Mozambique: Internal Control Mechanisms Needed Against Corruption

Maputo — The fight against corruption should be waged from within both public and private institutions, through internal control mechanisms that can detect frauds, argued Alda Manjate, director of the Sofala Provincial Office against Corruption, interviewed in Monday's issue of the Maputo daily “Noticias”.

Manjate said that, in the cases that came before her office, most of those involved were public servants. She rejected the argument that corruption is caused by low wages in the public administration. “It's not a question of poor wages, or of poverty”, she said. “It's a question of mentality and morality”.

“We're living in a very consumerist, materialist society”, she said. “People confuse happiness with wealth, and look for easy wealth. We have to recover our integrity as a nation”.

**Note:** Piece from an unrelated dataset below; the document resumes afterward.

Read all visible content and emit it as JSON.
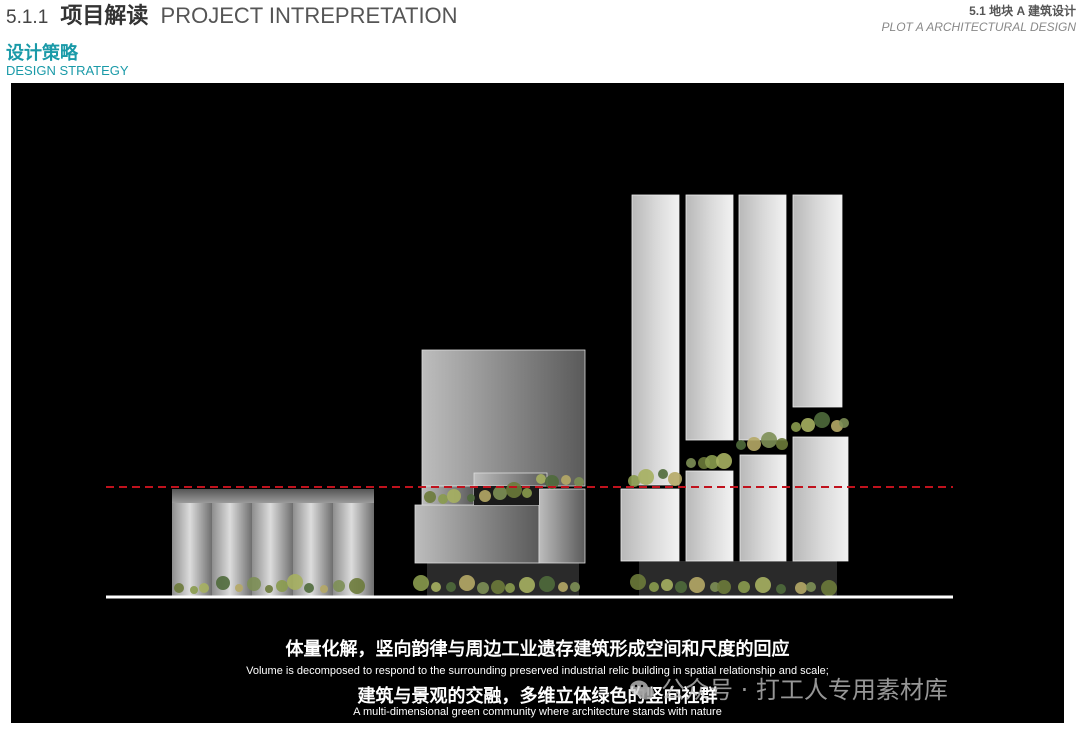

“We are in a situation where corrupting a public servant is normal”, Manjate continued. “But it's not normal, it's a crime”.

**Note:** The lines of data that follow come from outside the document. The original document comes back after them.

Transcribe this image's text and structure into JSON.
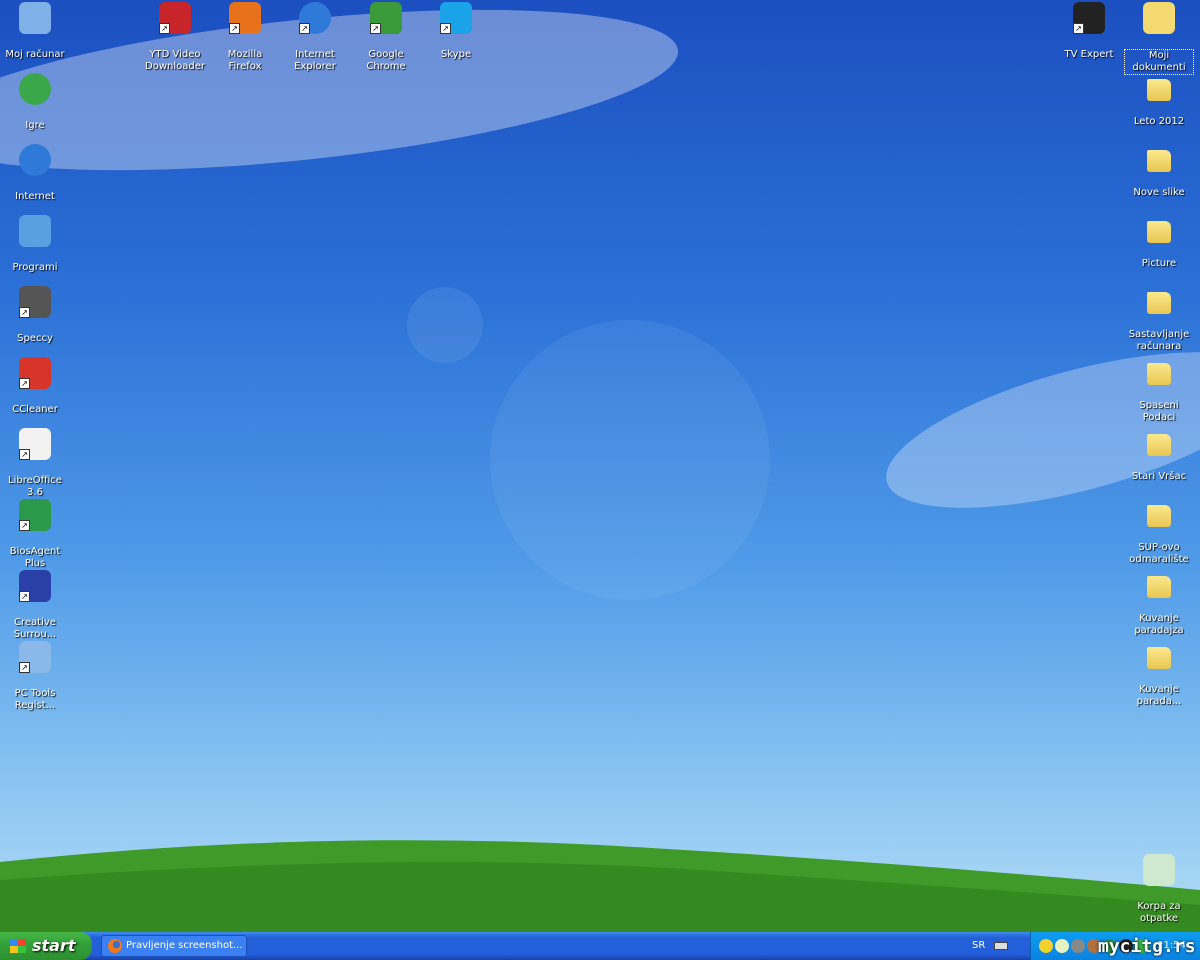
{
  "desktop_icons": [
    {
      "label": "Moj računar",
      "type": "computer",
      "color": "#7fb0e8",
      "shortcut": false
    },
    {
      "label": "Igre",
      "type": "games",
      "color": "#3aa84a",
      "shortcut": false
    },
    {
      "label": "Internet",
      "type": "ie",
      "color": "#2f7ad8",
      "shortcut": false
    },
    {
      "label": "Programi",
      "type": "programs",
      "color": "#5aa0e0",
      "shortcut": false
    },
    {
      "label": "Speccy",
      "type": "app",
      "color": "#555555",
      "shortcut": true
    },
    {
      "label": "CCleaner",
      "type": "app",
      "color": "#d8352a",
      "shortcut": true
    },
    {
      "label": "LibreOffice 3.6",
      "type": "doc",
      "color": "#f2f2f2",
      "shortcut": true
    },
    {
      "label": "BiosAgent Plus",
      "type": "app",
      "color": "#2a9a4a",
      "shortcut": true
    },
    {
      "label": "Creative Surrou...",
      "type": "app",
      "color": "#2b3fa8",
      "shortcut": true
    },
    {
      "label": "PC Tools Regist...",
      "type": "app",
      "color": "#8ab8e8",
      "shortcut": true
    },
    {
      "label": "YTD Video Downloader",
      "type": "app",
      "color": "#c8252a",
      "shortcut": true
    },
    {
      "label": "Mozilla Firefox",
      "type": "app",
      "color": "#e8711c",
      "shortcut": true
    },
    {
      "label": "Internet Explorer",
      "type": "ie",
      "color": "#2f7ad8",
      "shortcut": true
    },
    {
      "label": "Google Chrome",
      "type": "app",
      "color": "#3a9a3a",
      "shortcut": true
    },
    {
      "label": "Skype",
      "type": "app",
      "color": "#1aa3e8",
      "shortcut": true
    },
    {
      "label": "TV Expert",
      "type": "app",
      "color": "#222222",
      "shortcut": true
    },
    {
      "label": "Moji dokumenti",
      "type": "mydocs",
      "color": "#f4d870",
      "shortcut": false,
      "selected": true
    },
    {
      "label": "Leto 2012",
      "type": "folder"
    },
    {
      "label": "Nove slike",
      "type": "folder"
    },
    {
      "label": "Picture",
      "type": "folder"
    },
    {
      "label": "Sastavljanje računara",
      "type": "folder"
    },
    {
      "label": "Spaseni Podaci",
      "type": "folder"
    },
    {
      "label": "Stari Vršac",
      "type": "folder"
    },
    {
      "label": "SUP-ovo odmaralište",
      "type": "folder"
    },
    {
      "label": "Kuvanje paradajza",
      "type": "folder"
    },
    {
      "label": "Kuvanje parada...",
      "type": "folder"
    },
    {
      "label": "Korpa za otpatke",
      "type": "recycle",
      "color": "#cfe8d0",
      "shortcut": false
    }
  ],
  "taskbar": {
    "start_label": "start",
    "task": "Pravljenje screenshot...",
    "language": "SR",
    "clock": "21:54",
    "tray_icons": [
      "shield-icon",
      "cloud-icon",
      "speaker-icon",
      "network-icon",
      "app-icon",
      "tv-icon",
      "update-icon"
    ],
    "tray_colors": [
      "#f2d12a",
      "#e8f2c0",
      "#888888",
      "#b07040",
      "#2a9a4a",
      "#222222",
      "#3ab84a"
    ]
  },
  "watermark": "mycitg.rs"
}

She said that in the first nine months of this year, the Sofala anti-corruption office had processed 162 cases, including some inherited from the previous year. In the same period of 2016, Manjate's office had handled 124 cases, so the trend, she said, was for an increase in corruption cases.

The amount of money involved in this year's cases, she said, was about 43.9 million meticais (around 720,000 US dollars). The types of crimes committed included illicit charges for public services, extortion, abuse of office, and theft of public funds. Often these officials gave themselves salaries to which they were not entitled, and this type of theft could go undetected for years.

Manjate denied that only those guilty of petty corruption are prosecuted. “Perhaps people talk about petty corruption, because it is what is most often seen, and has most impact on citizens. It's what violates citizens in their day to day lives”, she said. “But there are also cases of large scale corruption which have been taken to court. The Anti-Corruption Office deals with all of them”.

Large scale corruption, Manjate added, was often only understood when it was exposed by the press, since it was not something immediately visible.

“It should be mentioned that crimes of corruption are complex”, she said. “Normally they happen in situations where there are no witnesses, and so they demand a type of investigation different from ordinary crimes. It takes longer”.

Internal control mechanisms should be strengthened within all institutions, she urged, and citizens should not be complicit with corruption”.

“We have to break the vicious circle”, Manjate declared. “If a public official demands a bribe from a citizen, the citizens should denounce him, because this will create a multiplier preventive effect”.

Manjate wanted to see more efforts made by the courts to try corruption cases. This follows a complaint made by the Attorney-General's Office (PGR) in late September that the country's courts are not dealing with corruption cases forwarded by prosecutors, but are allowing them to accumulate with no dates fixed for trials.

Manjate said she understood there is a great deal of pressure on the courts, “but there really is a need for more trials of corruption cases”. She suggested that matters should be speeded up by setting up specialised sections in the courts to deal exclusively with economic and financial crimes.